How to find a proper foil for Arnold Schwarzenegger, one of the most larger-than-life, invincible movie star presences in cinematic history? That was the question John McTiernan so brilliantly answered in Predator, one of the defining action films of the 1980s. In it, Schwarzenegger (and a who's who of '80s action stars, including Carl Weathers) goes head to head with an alien who's come to Earth with the sole purpose of hunting humans for sport. Stunningly designed by the same man who helped create the Xenomorphs and Terminators, the creature is one of the scariest movie monsters of all time. The surrounding film is a powerhouse piece of action filmmaking, with McTiernan staging the setpieces with gusto while never losing an edge-of-your-seat sense of tension. Predator has now spawned a multi-film franchise, but nothing can ever beat the original.
James Cameron's B-movie masterpiece was an undeniable game-changer, but it's also the best casting Schwarzenegger ever received. The ruthless villain T-800 is the actor's most terrifying role; he's never been this cold-blooded or dangerous again, nor has a film ever made better use of his singular weirdness. Schwarzenegger's physical grandeur, odd tics, and bizarre speech feel like a complete match for the titular Terminator, and only enhance the mystique of the character. It's one of the best villain performances of all time, and an inspired bit of casting that launched one of the most impressive action movie careers in history.
Paul Verhoeven's sci-fi stunner is a gleeful mind-bender about memory implants, Mars espionage, and Arnold Schwarzenegger going absolutely ham. Verhoeven finds a certain amount of giddy release in letting Schwarzenegger so fully off the chain, but the film's cheeky, violent, and ultimately vulnerable style is also a perfect match for all of the movie star's best assets. Total Recall sees Schwarzenegger simultaneously at his wildest and most human. For a real treat, listen to the Mind-Bending Edition commentary with Schwarzenegger and Verhoeven.

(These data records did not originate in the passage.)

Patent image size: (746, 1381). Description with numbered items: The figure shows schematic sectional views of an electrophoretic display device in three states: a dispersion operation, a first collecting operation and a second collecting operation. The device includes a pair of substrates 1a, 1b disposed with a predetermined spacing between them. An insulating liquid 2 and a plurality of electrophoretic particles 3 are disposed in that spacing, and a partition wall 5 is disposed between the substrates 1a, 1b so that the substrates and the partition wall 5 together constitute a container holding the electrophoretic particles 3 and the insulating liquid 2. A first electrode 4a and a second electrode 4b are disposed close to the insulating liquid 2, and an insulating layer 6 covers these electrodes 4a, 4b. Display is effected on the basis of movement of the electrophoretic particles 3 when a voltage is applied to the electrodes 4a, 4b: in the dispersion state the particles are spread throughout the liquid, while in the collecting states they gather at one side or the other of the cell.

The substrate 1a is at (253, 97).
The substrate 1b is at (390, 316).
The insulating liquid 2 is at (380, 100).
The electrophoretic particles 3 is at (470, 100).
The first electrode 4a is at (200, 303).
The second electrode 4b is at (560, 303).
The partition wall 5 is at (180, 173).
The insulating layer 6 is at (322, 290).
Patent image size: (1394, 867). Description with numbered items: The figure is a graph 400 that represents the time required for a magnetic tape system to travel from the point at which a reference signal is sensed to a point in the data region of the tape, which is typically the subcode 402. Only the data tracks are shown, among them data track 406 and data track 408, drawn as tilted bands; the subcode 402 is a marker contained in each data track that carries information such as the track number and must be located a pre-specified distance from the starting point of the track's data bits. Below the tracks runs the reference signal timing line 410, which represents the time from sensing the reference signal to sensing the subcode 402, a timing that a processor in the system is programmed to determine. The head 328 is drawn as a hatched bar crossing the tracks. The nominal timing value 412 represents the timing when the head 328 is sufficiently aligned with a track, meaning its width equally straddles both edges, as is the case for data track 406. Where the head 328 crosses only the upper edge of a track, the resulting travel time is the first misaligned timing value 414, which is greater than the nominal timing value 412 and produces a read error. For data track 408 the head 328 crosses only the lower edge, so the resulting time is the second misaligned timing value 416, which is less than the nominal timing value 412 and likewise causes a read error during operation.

"I'll be back" was one of the most iconic lines in the original Terminator, and seven years later Schwarzenegger made good on his promise. The resulting film is not just the actor's best action film, but arguably the greatest action film ever made. James Cameron is working at the height of his powers here, capitalizing on all of his best talents for simple but muscular storytelling. Of course, he's also breaking a ton of new ground here, from the CGI of the T-1000 to the introduction of the female action movie star that is Linda Hamilton as Sarah Connor. Arguably his masterstroke, though, is bringing Schwarzenegger back not as the villain, but as the hero. His performance here is purely sublime, a poignant portrait of a robot learning to love. His farewell scene underlines the ineffable singularity of Arnold Schwarzenegger's titanic movie star - an otherworldly presence with a massive heart.